ŠKODOVÁ, Markéta; ŠKRÁBOVÁ, Michala a kol. Mediální smrt konsenzu
1st ed. Prague: Metropolitan University Prague Press and Togga, 2016. ISBN 978-80-87956-53-3
The current political and media discourse pervades the idea that late modern liberal democratic society fell into a state of polarization that is hard to explain. The results of national elections, public opinion surveys exploring attitudes on fundamental issues, various referenda and random polls suggest that these societies are basically divided into two almost equal halves, which are then understood as attitudinally irreconcilable worlds. Such a polarization (resp. its media production) contributes to the inability to rely on the public communication about rational argumentation.
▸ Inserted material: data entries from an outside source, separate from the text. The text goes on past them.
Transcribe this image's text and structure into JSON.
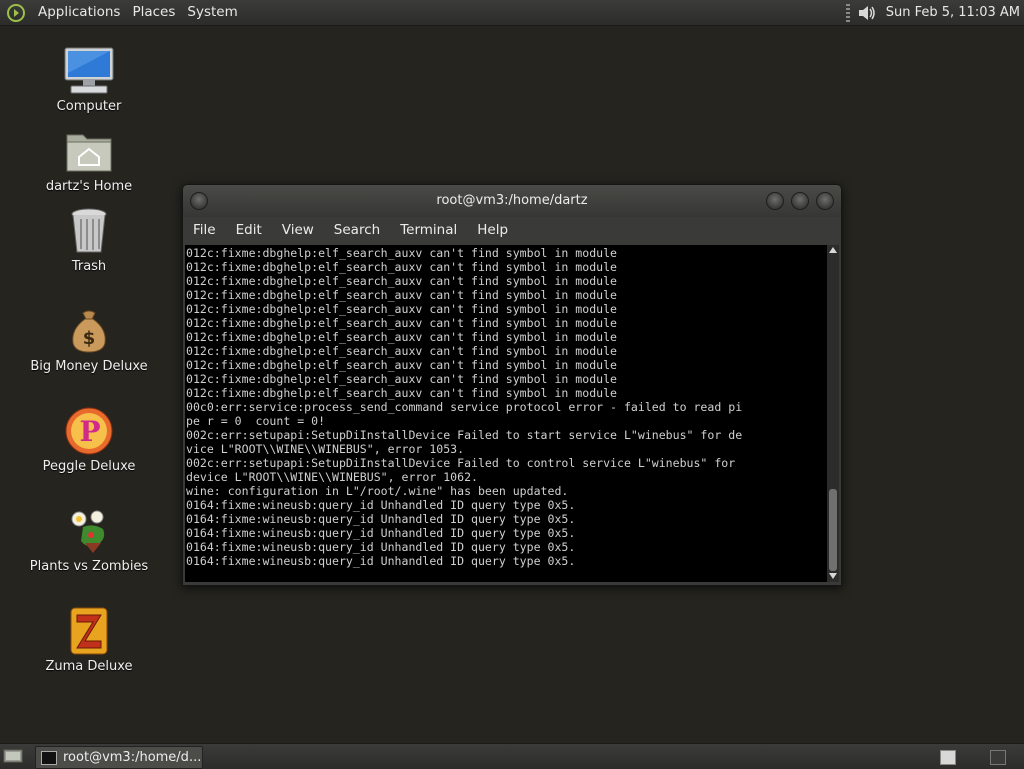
{
  "top_panel": {
    "menus": [
      "Applications",
      "Places",
      "System"
    ],
    "clock": "Sun Feb  5, 11:03 AM"
  },
  "desktop": {
    "icons": [
      {
        "label": "Computer",
        "icon": "computer-icon"
      },
      {
        "label": "dartz's Home",
        "icon": "home-folder-icon"
      },
      {
        "label": "Trash",
        "icon": "trash-icon"
      },
      {
        "label": "Big Money Deluxe",
        "icon": "money-bag-icon"
      },
      {
        "label": "Peggle Deluxe",
        "icon": "peggle-icon"
      },
      {
        "label": "Plants vs Zombies",
        "icon": "plants-vs-zombies-icon"
      },
      {
        "label": "Zuma Deluxe",
        "icon": "zuma-icon"
      }
    ]
  },
  "terminal": {
    "title": "root@vm3:/home/dartz",
    "menus": [
      "File",
      "Edit",
      "View",
      "Search",
      "Terminal",
      "Help"
    ],
    "lines": [
      "012c:fixme:dbghelp:elf_search_auxv can't find symbol in module",
      "012c:fixme:dbghelp:elf_search_auxv can't find symbol in module",
      "012c:fixme:dbghelp:elf_search_auxv can't find symbol in module",
      "012c:fixme:dbghelp:elf_search_auxv can't find symbol in module",
      "012c:fixme:dbghelp:elf_search_auxv can't find symbol in module",
      "012c:fixme:dbghelp:elf_search_auxv can't find symbol in module",
      "012c:fixme:dbghelp:elf_search_auxv can't find symbol in module",
      "012c:fixme:dbghelp:elf_search_auxv can't find symbol in module",
      "012c:fixme:dbghelp:elf_search_auxv can't find symbol in module",
      "012c:fixme:dbghelp:elf_search_auxv can't find symbol in module",
      "012c:fixme:dbghelp:elf_search_auxv can't find symbol in module",
      "00c0:err:service:process_send_command service protocol error - failed to read pi",
      "pe r = 0  count = 0!",
      "002c:err:setupapi:SetupDiInstallDevice Failed to start service L\"winebus\" for de",
      "vice L\"ROOT\\\\WINE\\\\WINEBUS\", error 1053.",
      "002c:err:setupapi:SetupDiInstallDevice Failed to control service L\"winebus\" for",
      "device L\"ROOT\\\\WINE\\\\WINEBUS\", error 1062.",
      "wine: configuration in L\"/root/.wine\" has been updated.",
      "0164:fixme:wineusb:query_id Unhandled ID query type 0x5.",
      "0164:fixme:wineusb:query_id Unhandled ID query type 0x5.",
      "0164:fixme:wineusb:query_id Unhandled ID query type 0x5.",
      "0164:fixme:wineusb:query_id Unhandled ID query type 0x5.",
      "0164:fixme:wineusb:query_id Unhandled ID query type 0x5."
    ]
  },
  "bottom_panel": {
    "task_label": "root@vm3:/home/d..."
  }
}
The book Media's death of consensus takes the key of irreconcilable polarization as a starting point of its critical and analytical approach and it tries to make it a subject of a more detailed analysis. If the thesis of (unforgiving) polarization is valid, then the question is how is this polarization strengthened or weakened by media. Many thoughts on this are naturally very general and they perceive the media production as a "hyperobject", which is quite impossible to see as a whole, but in a phasing, piecemeal, incomplete way. The creative team approached this limitation and it tried to understand how irreconcilable polarization (if any) manifests itself in the media with an extremely consensual nature of its mass consumerism, in the television. The subject of interest of this publication is thus the transformation of public sphere as a space largely engrossed by mass media and related and changing shape of debates in this area. Although emphasis is placed on the TV political debate as a specific genre of audiovisual production, the authors have widened the subject by new media perspective as well.